WASHINGTON—Federal Reserve Vice Chairman of Supervision Randal Quarles is acknowledging that implications of the Financial Accounting Standards Board's (FASB) current expected credit loss (CECL) standard aren't completely understood, but said the phased-in implementation of the standard should help mitigate issues.
Quarles was responding to a question from House Financial Services Subcommittee Chairman Blaine Luetkemeyer (R-MO), who also voiced concerns about the increased costs smaller financial institutions will incur with the CECL standard. His comments came during a hearing by the Financial Services Committee titled, “Semi-Annual Testimony on the Federal Reserve’s Supervision and Regulation of the Financial System.”
Later during the hearing, Rep. Barry Loudermilk (R-GA), raised additional concerns about the CECL standard making financial institutions less likely to approve certain loans during economic downturns.

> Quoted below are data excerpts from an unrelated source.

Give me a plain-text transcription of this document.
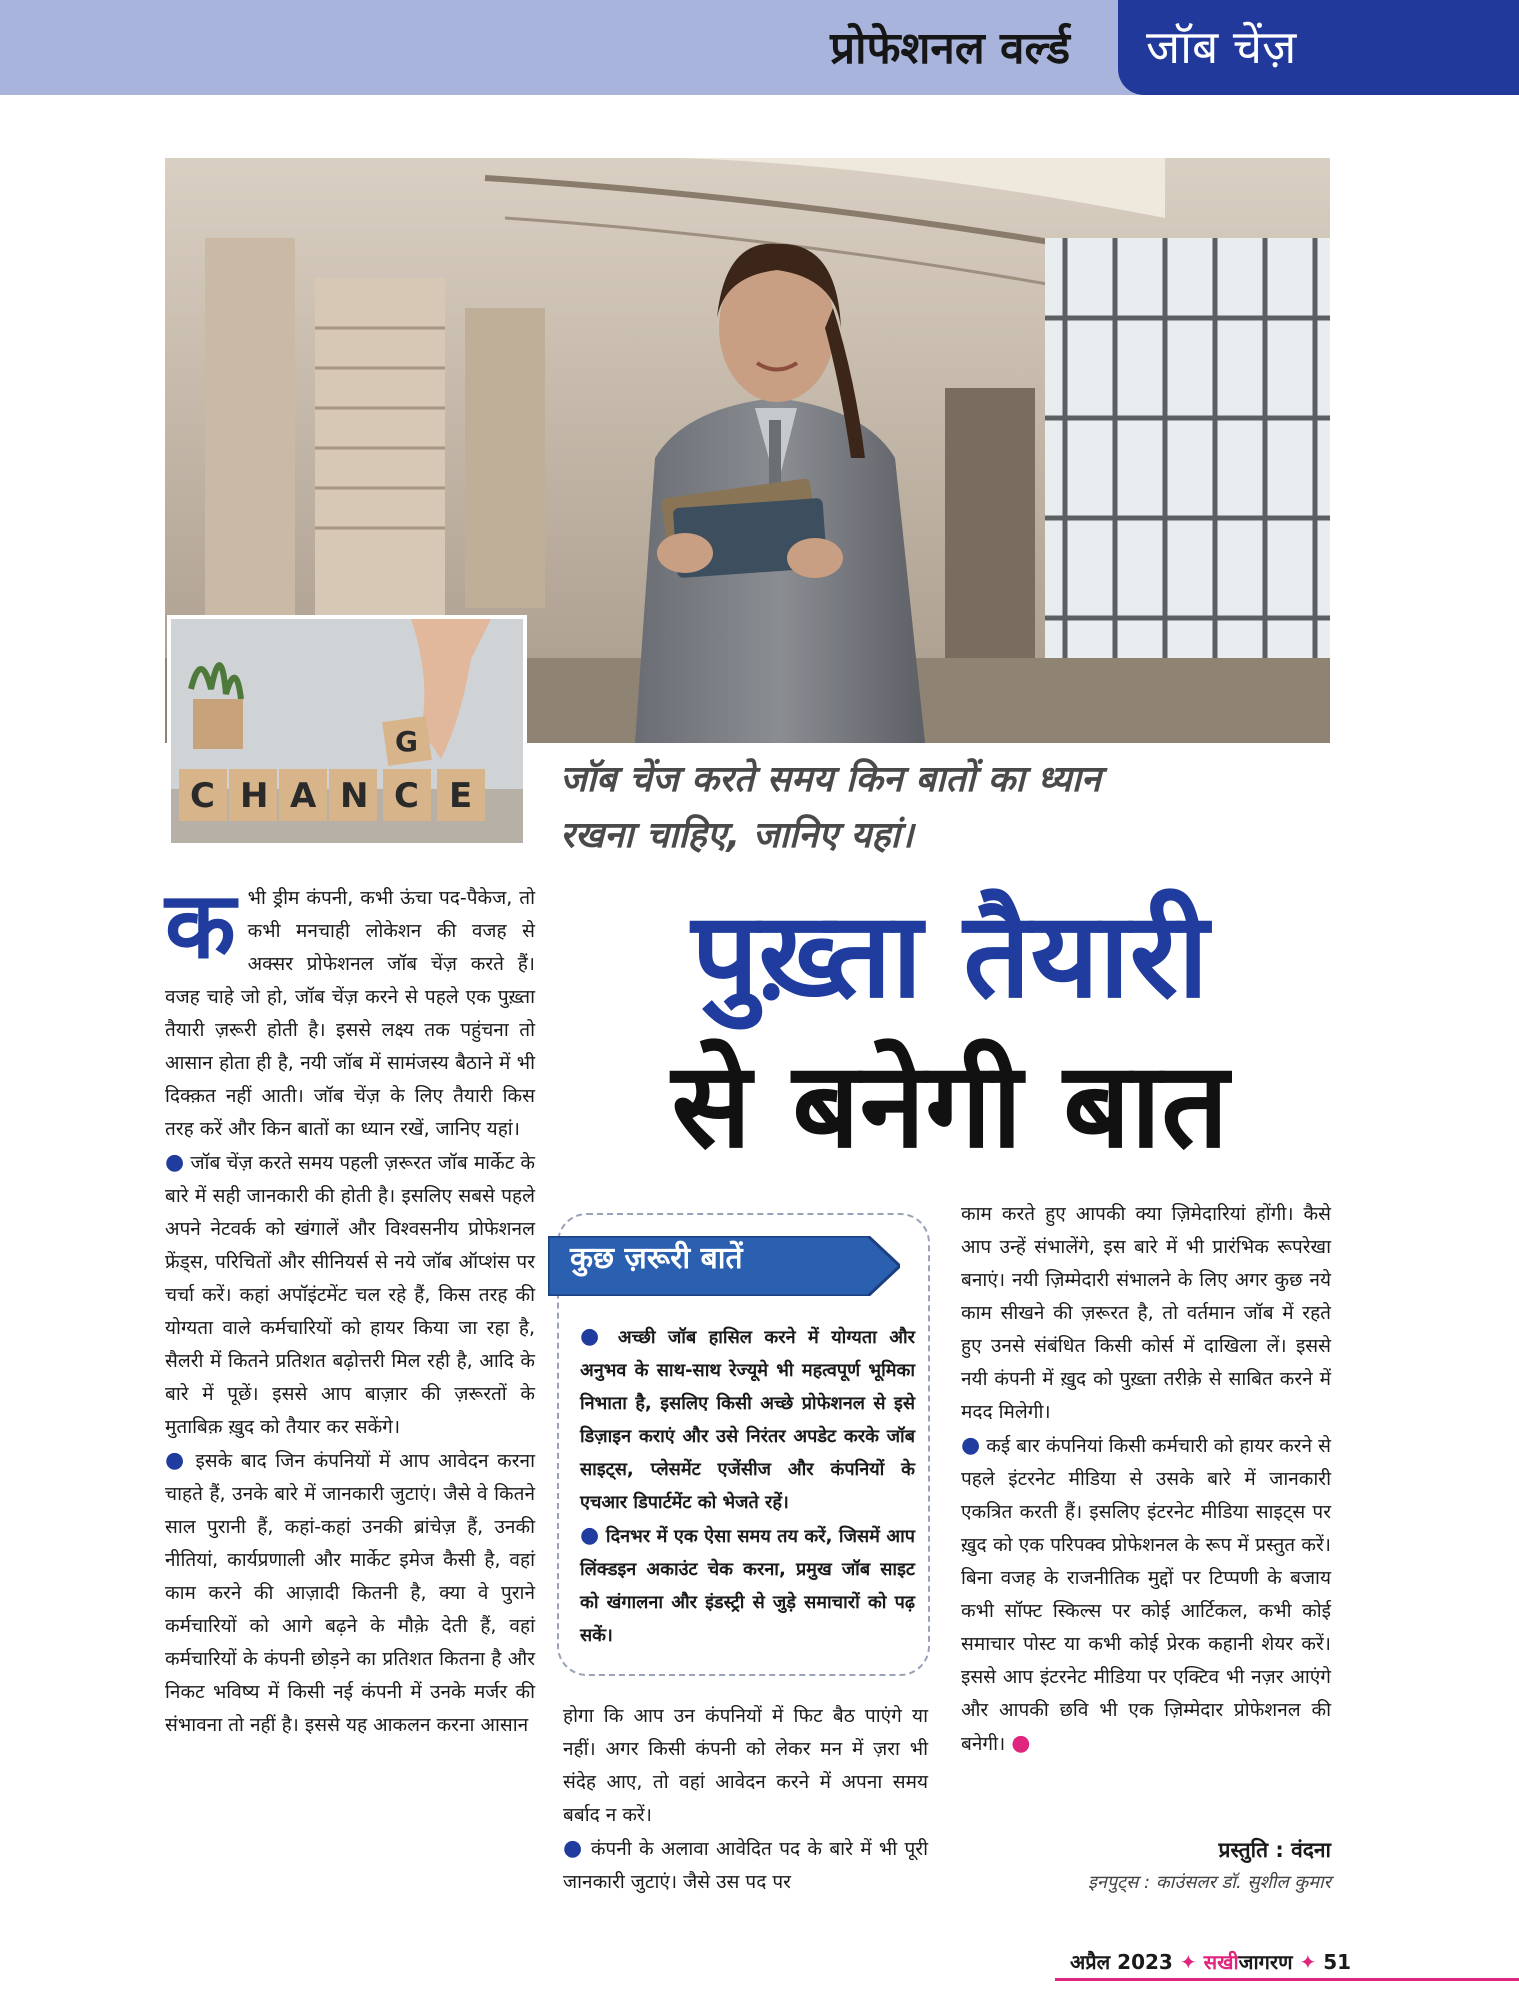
प्रोफेशनल वर्ल्ड	जॉब चेंज़
C H A N C
G
E जॉब चेंज करते समय किन बातों का ध्यान
रखना चाहिए, जानिए यहां।
पुख़्ता तैयारी
से बनेगी बात

कभी ड्रीम कंपनी, कभी ऊंचा पद-पैकेज, तो कभी मनचाही लोकेशन की वजह से अक्सर प्रोफेशनल जॉब चेंज़ करते हैं। वजह चाहे जो हो, जॉब चेंज़ करने से पहले एक पुख़्ता तैयारी ज़रूरी होती है। इससे लक्ष्य तक पहुंचना तो आसान होता ही है, नयी जॉब में सामंजस्य बैठाने में भी दिक्क़त नहीं आती। जॉब चेंज़ के लिए तैयारी किस तरह करें और किन बातों का ध्यान रखें, जानिए यहां।

● जॉब चेंज़ करते समय पहली ज़रूरत जॉब मार्केट के बारे में सही जानकारी की होती है। इसलिए सबसे पहले अपने नेटवर्क को खंगालें और विश्वसनीय प्रोफेशनल फ्रेंड्स, परिचितों और सीनियर्स से नये जॉब ऑप्शंस पर चर्चा करें। कहां अपॉइंटमेंट चल रहे हैं, किस तरह की योग्यता वाले कर्मचारियों को हायर किया जा रहा है, सैलरी में कितने प्रतिशत बढ़ोत्तरी मिल रही है, आदि के बारे में पूछें। इससे आप बाज़ार की ज़रूरतों के मुताबिक़ ख़ुद को तैयार कर सकेंगे।

● इसके बाद जिन कंपनियों में आप आवेदन करना चाहते हैं, उनके बारे में जानकारी जुटाएं। जैसे वे कितने साल पुरानी हैं, कहां-कहां उनकी ब्रांचेज़ हैं, उनकी नीतियां, कार्यप्रणाली और मार्केट इमेज कैसी है, वहां काम करने की आज़ादी कितनी है, क्या वे पुराने कर्मचारियों को आगे बढ़ने के मौक़े देती हैं, वहां कर्मचारियों के कंपनी छोड़ने का प्रतिशत कितना है और निकट भविष्य में किसी नई कंपनी में उनके मर्जर की संभावना तो नहीं है। इससे यह आकलन करना आसान

कुछ ज़रूरी बातें

● अच्छी जॉब हासिल करने में योग्यता और अनुभव के साथ-साथ रेज्यूमे भी महत्वपूर्ण भूमिका निभाता है, इसलिए किसी अच्छे प्रोफेशनल से इसे डिज़ाइन कराएं और उसे निरंतर अपडेट करके जॉब साइट्स, प्लेसमेंट एजेंसीज और कंपनियों के एचआर डिपार्टमेंट को भेजते रहें।

● दिनभर में एक ऐसा समय तय करें, जिसमें आप लिंक्डइन अकाउंट चेक करना, प्रमुख जॉब साइट को खंगालना और इंडस्ट्री से जुड़े समाचारों को पढ़ सकें।

होगा कि आप उन कंपनियों में फिट बैठ पाएंगे या नहीं। अगर किसी कंपनी को लेकर मन में ज़रा भी संदेह आए, तो वहां आवेदन करने में अपना समय बर्बाद न करें।

● कंपनी के अलावा आवेदित पद के बारे में भी पूरी जानकारी जुटाएं। जैसे उस पद पर

काम करते हुए आपकी क्या ज़िमेदारियां होंगी। कैसे आप उन्हें संभालेंगे, इस बारे में भी प्रारंभिक रूपरेखा बनाएं। नयी ज़िम्मेदारी संभालने के लिए अगर कुछ नये काम सीखने की ज़रूरत है, तो वर्तमान जॉब में रहते हुए उनसे संबंधित किसी कोर्स में दाखिला लें। इससे नयी कंपनी में ख़ुद को पुख़्ता तरीक़े से साबित करने में मदद मिलेगी।

● कई बार कंपनियां किसी कर्मचारी को हायर करने से पहले इंटरनेट मीडिया से उसके बारे में जानकारी एकत्रित करती हैं। इसलिए इंटरनेट मीडिया साइट्स पर ख़ुद को एक परिपक्व प्रोफेशनल के रूप में प्रस्तुत करें। बिना वजह के राजनीतिक मुद्दों पर टिप्पणी के बजाय कभी सॉफ्ट स्किल्स पर कोई आर्टिकल, कभी कोई समाचार पोस्ट या कभी कोई प्रेरक कहानी शेयर करें। इससे आप इंटरनेट मीडिया पर एक्टिव भी नज़र आएंगे और आपकी छवि भी एक ज़िम्मेदार प्रोफेशनल की बनेगी। ●

प्रस्तुति : वंदना
इनपुट्स : काउंसलर डॉ. सुशील कुमार
अप्रैल 2023 ✦ सखीजागरण ✦ 51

Quarles reiterated that the Fed is monitoring both immediate and long-term impacts the standard will have on the banking industry.
NAFCU’s Response
Following the hearing, NAFCU said it is continuing to attend meetings and share credit unions' concerns related to CECL implementation in order to obtain more guidance for the industry on the issue.
FASB staff have indicated they are working on certain operational challenges, and FASB is expected to finalize changes – including a delay in the standard's effective date for credit unions – yet this year. FASB is offering a webinar Dec. 14 to update private and not-for-profit organizations on various efforts; see the agenda and register for the webinar here.

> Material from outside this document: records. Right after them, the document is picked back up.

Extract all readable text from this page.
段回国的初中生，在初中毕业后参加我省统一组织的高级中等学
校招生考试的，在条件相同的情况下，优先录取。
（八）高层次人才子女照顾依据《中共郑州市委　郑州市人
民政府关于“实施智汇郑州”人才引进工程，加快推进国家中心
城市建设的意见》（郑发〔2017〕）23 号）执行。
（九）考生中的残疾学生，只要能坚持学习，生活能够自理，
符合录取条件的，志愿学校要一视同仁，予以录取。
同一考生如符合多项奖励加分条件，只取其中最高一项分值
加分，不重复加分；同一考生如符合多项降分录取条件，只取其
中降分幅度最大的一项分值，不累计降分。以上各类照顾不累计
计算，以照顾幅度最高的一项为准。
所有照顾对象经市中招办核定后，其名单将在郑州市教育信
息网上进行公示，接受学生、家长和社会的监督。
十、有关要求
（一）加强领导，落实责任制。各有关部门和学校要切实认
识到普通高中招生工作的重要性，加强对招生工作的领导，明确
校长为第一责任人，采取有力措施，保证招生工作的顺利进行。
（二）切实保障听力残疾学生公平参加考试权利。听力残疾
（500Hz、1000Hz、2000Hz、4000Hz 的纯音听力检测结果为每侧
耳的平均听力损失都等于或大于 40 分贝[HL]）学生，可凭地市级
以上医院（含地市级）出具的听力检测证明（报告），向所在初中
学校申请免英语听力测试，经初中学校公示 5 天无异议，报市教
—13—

Many committee members also asked about efforts to reform the Bank Secrecy Act (BSA)/anti-money laundering (AML) regime, out of which Quarles said he expects to see "material benefits." Rep. Gregory Meeks (D-NY) brought up "banking deserts" and how difficult it can be for small, community banks and credit unions to serve those areas because of compliance costs. He asked specifically about a recent statement from federal depository institution regulators allowing financial institutions to share BSA/AML resources.
"We are very supportive of efforts both to take advantage of the cost reductions that come from using new technologies and reducing the cost in general of effective BSA/AML compliance," Quarles said while also reassuring that the Fed will work to educate financial institutions on their ability to share resources.